Newman Industries Ltd was meant to deliver a boiler for Victoria Laundry (Windsor) Ltd. The delivery was five months late. As a result of not having enough laundry capacity, Victoria Laundry lost a lucrative contract from the Ministry of Supply. It issued for the ordinary profit that it had forgone through not having the boiler on time. The question was whether it could also claim the extraordinary profit it would have made, had it been able to take advantage of the lucrative Ministry of Supply contract.

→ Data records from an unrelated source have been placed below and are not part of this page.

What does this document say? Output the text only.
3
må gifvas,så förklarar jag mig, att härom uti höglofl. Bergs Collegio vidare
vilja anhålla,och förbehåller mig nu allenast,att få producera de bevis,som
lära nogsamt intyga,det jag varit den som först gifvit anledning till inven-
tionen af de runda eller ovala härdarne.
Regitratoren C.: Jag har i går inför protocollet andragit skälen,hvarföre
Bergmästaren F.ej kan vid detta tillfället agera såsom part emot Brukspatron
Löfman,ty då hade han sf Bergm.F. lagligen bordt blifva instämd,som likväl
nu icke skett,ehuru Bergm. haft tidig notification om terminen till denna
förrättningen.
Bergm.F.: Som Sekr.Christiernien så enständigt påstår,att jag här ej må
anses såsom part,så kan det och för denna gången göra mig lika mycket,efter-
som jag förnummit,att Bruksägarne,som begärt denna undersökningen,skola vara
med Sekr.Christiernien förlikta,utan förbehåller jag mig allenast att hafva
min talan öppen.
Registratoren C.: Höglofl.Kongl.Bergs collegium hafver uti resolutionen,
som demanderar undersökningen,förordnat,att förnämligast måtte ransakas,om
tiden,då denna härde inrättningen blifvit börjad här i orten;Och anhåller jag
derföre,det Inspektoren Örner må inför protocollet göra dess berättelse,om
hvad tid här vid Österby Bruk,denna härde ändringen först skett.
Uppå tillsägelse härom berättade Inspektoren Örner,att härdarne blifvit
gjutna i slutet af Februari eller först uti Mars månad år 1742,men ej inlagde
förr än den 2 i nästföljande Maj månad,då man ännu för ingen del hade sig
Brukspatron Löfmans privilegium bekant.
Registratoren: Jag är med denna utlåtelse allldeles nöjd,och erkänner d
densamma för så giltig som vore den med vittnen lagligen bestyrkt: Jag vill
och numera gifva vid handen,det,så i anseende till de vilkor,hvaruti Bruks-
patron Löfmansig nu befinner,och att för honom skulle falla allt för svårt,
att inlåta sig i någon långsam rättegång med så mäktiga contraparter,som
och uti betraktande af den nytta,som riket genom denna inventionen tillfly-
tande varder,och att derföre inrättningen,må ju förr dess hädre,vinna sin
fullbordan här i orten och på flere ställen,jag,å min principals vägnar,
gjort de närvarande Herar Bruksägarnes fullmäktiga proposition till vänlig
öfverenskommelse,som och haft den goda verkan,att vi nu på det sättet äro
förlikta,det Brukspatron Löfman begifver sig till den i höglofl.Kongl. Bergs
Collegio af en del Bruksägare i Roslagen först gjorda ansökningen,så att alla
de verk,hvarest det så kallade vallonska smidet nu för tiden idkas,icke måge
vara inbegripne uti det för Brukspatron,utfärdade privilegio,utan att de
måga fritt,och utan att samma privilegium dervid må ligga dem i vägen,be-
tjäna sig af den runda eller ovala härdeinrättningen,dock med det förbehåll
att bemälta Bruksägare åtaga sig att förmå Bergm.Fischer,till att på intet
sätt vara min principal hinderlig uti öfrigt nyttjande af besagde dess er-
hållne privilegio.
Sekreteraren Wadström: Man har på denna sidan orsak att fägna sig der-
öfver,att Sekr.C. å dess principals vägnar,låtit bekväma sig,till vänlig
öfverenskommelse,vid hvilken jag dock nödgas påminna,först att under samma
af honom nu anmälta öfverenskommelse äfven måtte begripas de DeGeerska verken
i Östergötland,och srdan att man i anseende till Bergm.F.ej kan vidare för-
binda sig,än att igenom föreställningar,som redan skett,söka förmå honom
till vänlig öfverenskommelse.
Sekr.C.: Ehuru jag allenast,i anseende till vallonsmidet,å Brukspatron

Asquith LJ in the Court of Appeal held that Newman Industries only had to compensate for the ordinary, not the extraordinary loss of profits. He distinguished losses from “particularly lucrative dyeing contracts” as a different type of loss which would only be recoverable if the defendant had sufficient knowledge of them to make it reasonable to attribute to him acceptance of liability for such losses. The vendor of the boilers would have regarded the profits on these contracts as a different and higher form of risk than the general risk of loss of profits by the laundry.